Philadelphia : Cognitive behavioral therapy for insomnia (CBT-I) should be the first-line treatment for adults with chronic insomnia, the American College of Physicians (ACP) recommends in a new evidence-based clinical practice guideline published in Annals of Internal Medicine.
“Cognitive behavioral therapy for insomnia is an effective treatment and can be initiated in a primary care setting,” said ACP President Wayne J. Riley, MD, MPH, MBA, MACP. “Although we have insufficient evidence to directly compare CBT-I and drug treatment, CBT-I is likely to have fewer harms. Sleep medications can be associated with serious adverse effects.”
CBT-I consists of a combination of treatments that include cognitive therapy around sleep, behavioral interventions such as sleep restriction and stimulus control, and education such as sleep hygiene (habits for a good night’s sleep). Cognitive behavioral therapy can be conducted through individual or group therapy sessions, telephone or web-based modules, and/or self-help books.
If CBT-I alone is unsuccessful, ACP recommends that doctors use a shared-decision making approach with their patients to decide whether drug therapy should be added to treatment. This should include discussing the benefits, harms, and costs of medications.

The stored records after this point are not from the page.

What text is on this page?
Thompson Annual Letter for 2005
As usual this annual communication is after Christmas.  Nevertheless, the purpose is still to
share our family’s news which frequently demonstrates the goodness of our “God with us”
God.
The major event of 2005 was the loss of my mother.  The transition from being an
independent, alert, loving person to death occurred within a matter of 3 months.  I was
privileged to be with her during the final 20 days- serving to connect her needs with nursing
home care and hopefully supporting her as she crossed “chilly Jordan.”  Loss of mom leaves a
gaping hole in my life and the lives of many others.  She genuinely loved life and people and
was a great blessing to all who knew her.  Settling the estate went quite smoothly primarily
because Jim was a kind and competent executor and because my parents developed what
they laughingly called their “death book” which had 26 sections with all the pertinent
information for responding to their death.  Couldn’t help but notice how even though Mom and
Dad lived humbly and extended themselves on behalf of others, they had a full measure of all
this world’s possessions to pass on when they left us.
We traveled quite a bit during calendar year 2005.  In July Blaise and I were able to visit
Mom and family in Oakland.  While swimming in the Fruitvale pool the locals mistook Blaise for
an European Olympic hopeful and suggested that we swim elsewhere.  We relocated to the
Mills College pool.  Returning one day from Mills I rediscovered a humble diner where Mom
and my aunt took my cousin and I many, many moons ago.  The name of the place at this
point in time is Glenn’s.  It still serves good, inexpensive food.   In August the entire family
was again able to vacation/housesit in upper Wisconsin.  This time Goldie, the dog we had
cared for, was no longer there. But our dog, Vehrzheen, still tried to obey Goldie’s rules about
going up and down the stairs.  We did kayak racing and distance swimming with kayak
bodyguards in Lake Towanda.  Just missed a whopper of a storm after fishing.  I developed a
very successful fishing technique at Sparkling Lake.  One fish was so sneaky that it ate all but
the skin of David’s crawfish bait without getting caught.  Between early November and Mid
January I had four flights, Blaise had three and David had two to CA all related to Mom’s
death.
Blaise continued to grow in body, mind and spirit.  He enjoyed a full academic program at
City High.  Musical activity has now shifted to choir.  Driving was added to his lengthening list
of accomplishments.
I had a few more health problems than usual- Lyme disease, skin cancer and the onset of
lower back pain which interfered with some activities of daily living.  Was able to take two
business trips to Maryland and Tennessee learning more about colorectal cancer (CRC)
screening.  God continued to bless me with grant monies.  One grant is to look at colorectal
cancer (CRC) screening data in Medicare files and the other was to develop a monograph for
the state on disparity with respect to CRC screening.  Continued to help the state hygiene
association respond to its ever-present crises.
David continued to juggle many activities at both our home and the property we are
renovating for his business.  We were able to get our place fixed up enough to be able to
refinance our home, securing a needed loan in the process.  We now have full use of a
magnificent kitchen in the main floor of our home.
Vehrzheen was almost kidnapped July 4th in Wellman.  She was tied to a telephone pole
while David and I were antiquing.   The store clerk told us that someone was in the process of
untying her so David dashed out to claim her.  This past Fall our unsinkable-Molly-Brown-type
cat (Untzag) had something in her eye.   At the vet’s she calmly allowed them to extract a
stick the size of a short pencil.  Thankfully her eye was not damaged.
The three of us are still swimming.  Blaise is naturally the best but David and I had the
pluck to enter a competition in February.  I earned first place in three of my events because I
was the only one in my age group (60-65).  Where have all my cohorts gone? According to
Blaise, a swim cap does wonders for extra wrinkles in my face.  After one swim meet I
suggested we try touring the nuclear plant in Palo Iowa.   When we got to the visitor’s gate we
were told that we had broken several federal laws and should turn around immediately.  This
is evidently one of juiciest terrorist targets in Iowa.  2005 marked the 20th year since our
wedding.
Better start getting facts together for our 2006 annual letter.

The FDA has approved medications for short-term use (four to five weeks) and patients should not continue taking them for extended periods of time. FDA labeling also states that patients with insomnia that does not remit within seven to 10 days of treatment should be re-evaluated.

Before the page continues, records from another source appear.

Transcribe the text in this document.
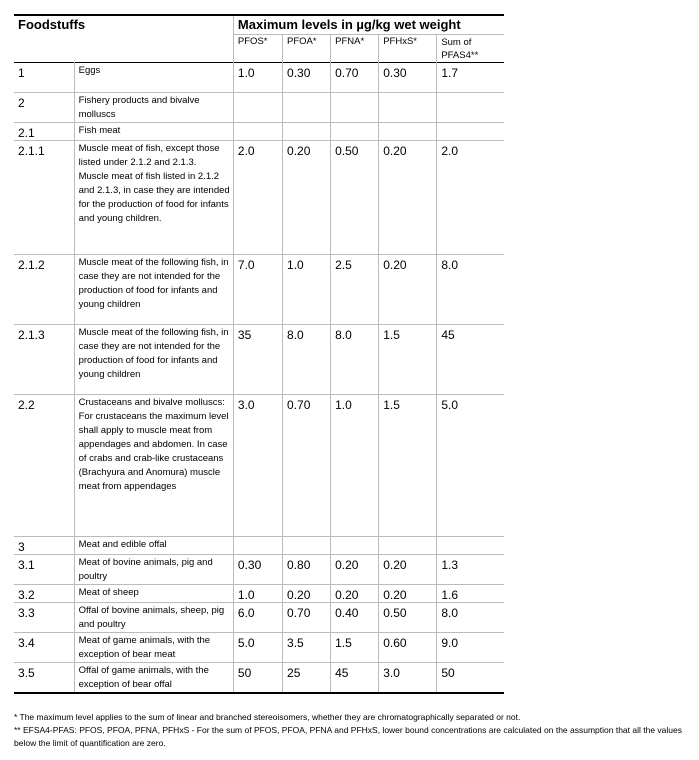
Foodstuffs		Maximum levels in µg/kg wet weight				
		PFOS*	PFOA*	PFNA*	PFHxS*	Sum of PFAS4**
1	Eggs	1.0	0.30	0.70	0.30	1.7
2	Fishery products and bivalve molluscs					
2.1	Fish meat					
2.1.1	Muscle meat of fish, except those listed under 2.1.2 and 2.1.3.
Muscle meat of fish listed in 2.1.2 and 2.1.3, in case they are intended for the production of food for infants and young children.	2.0	0.20	0.50	0.20	2.0
2.1.2	Muscle meat of the following fish, in case they are not intended for the production of food for infants and young children	7.0	1.0	2.5	0.20	8.0
2.1.3	Muscle meat of the following fish, in case they are not intended for the production of food for infants and young children	35	8.0	8.0	1.5	45
2.2	Crustaceans and bivalve molluscs:
For crustaceans the maximum level shall apply to muscle meat from appendages and abdomen. In case of crabs and crab-like crustaceans (Brachyura and Anomura) muscle meat from appendages	3.0	0.70	1.0	1.5	5.0
3	Meat and edible offal					
3.1	Meat of bovine animals, pig and poultry	0.30	0.80	0.20	0.20	1.3
3.2	Meat of sheep	1.0	0.20	0.20	0.20	1.6
3.3	Offal of bovine animals, sheep, pig and poultry	6.0	0.70	0.40	0.50	8.0
3.4	Meat of game animals, with the exception of bear meat	5.0	3.5	1.5	0.60	9.0
3.5	Offal of game animals, with the exception of bear offal	50	25	45	3.0	50
* The maximum level applies to the sum of linear and branched stereoisomers, whether they are chromatographically separated or not.
** EFSA4-PFAS: PFOS, PFOA, PFNA, PFHxS - For the sum of PFOS, PFOA, PFNA and PFHxS, lower bound concentrations are calculated on the assumption that all the values below the limit of quantification are zero.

“Medications should ideally be used for no longer than four to five weeks while the skills learned in CBT-I can manage insomnia over the longer term,” Dr. Riley said. “Before continuing drug therapy, doctors should consider treatable secondary causes of insomnia such as depression, pain, enlarged prostate, substance abuse disorders, and other sleep disorders like sleep apnea and restless legs syndrome.”

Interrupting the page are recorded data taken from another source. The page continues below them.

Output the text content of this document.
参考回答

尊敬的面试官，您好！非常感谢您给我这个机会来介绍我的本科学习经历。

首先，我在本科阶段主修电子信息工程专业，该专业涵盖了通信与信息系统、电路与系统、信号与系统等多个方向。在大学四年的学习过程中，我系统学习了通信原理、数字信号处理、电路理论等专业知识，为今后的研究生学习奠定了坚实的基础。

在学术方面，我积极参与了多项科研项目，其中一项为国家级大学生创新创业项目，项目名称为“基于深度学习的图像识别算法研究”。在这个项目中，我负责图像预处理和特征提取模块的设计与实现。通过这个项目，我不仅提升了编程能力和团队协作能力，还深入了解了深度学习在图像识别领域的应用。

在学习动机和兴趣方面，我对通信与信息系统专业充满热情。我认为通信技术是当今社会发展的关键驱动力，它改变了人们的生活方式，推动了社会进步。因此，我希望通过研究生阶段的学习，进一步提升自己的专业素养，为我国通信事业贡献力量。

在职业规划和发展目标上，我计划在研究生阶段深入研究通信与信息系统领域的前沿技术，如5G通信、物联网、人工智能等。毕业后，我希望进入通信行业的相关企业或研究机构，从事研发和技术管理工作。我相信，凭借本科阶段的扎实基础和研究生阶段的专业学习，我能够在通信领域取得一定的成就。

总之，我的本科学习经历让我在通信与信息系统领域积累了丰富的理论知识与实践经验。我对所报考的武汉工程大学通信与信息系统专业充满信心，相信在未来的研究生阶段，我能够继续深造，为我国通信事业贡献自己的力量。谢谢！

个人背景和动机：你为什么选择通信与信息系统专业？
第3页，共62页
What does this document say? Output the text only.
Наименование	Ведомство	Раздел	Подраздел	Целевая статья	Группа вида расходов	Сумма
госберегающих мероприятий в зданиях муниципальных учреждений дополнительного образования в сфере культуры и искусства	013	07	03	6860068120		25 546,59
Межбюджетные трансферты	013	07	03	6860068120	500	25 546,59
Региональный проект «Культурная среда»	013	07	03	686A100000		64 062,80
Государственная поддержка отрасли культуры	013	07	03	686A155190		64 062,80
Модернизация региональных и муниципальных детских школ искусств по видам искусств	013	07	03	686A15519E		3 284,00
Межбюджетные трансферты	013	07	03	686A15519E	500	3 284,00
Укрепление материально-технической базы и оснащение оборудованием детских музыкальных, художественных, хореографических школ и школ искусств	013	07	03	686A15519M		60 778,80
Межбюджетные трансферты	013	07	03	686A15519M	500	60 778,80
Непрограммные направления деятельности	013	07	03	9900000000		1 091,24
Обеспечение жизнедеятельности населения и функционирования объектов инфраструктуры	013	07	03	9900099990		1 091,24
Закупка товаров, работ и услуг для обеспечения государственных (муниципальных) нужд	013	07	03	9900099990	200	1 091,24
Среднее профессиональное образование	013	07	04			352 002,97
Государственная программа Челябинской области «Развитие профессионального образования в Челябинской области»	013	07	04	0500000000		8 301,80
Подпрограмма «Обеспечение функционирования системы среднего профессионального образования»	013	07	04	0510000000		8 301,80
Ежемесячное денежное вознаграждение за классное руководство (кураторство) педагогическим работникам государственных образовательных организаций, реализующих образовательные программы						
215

Insomnia is a major health care problem in the United States. It can occur independently or can be caused by another disease. Approximately 6 to 10 percent of adults have insomnia that meets diagnostic criteria. Insomnia is more common in women and older adults. People with insomnia often experience fatigue, poor cognitive function, mood disturbance, and distress or interference with personal functioning. Chronic insomnia is diagnosed when symptoms cause clinically significant functional distress or impairment, are present for at least three nights per week for at least three months, and are not linked to other sleep, medical, or mental disorders.
ACP developed the guideline to present the evidence and provide clinical recommendations on the management of chronic insomnia disorder in adults. Evaluated outcomes included global outcomes assessed by questionnaire, patient-reported sleep outcomes, and harms. ACP’s recommendations are based on two background evidence review papers and an evidence review sponsored by the Agency for Healthcare Research and Quality (AHRQ).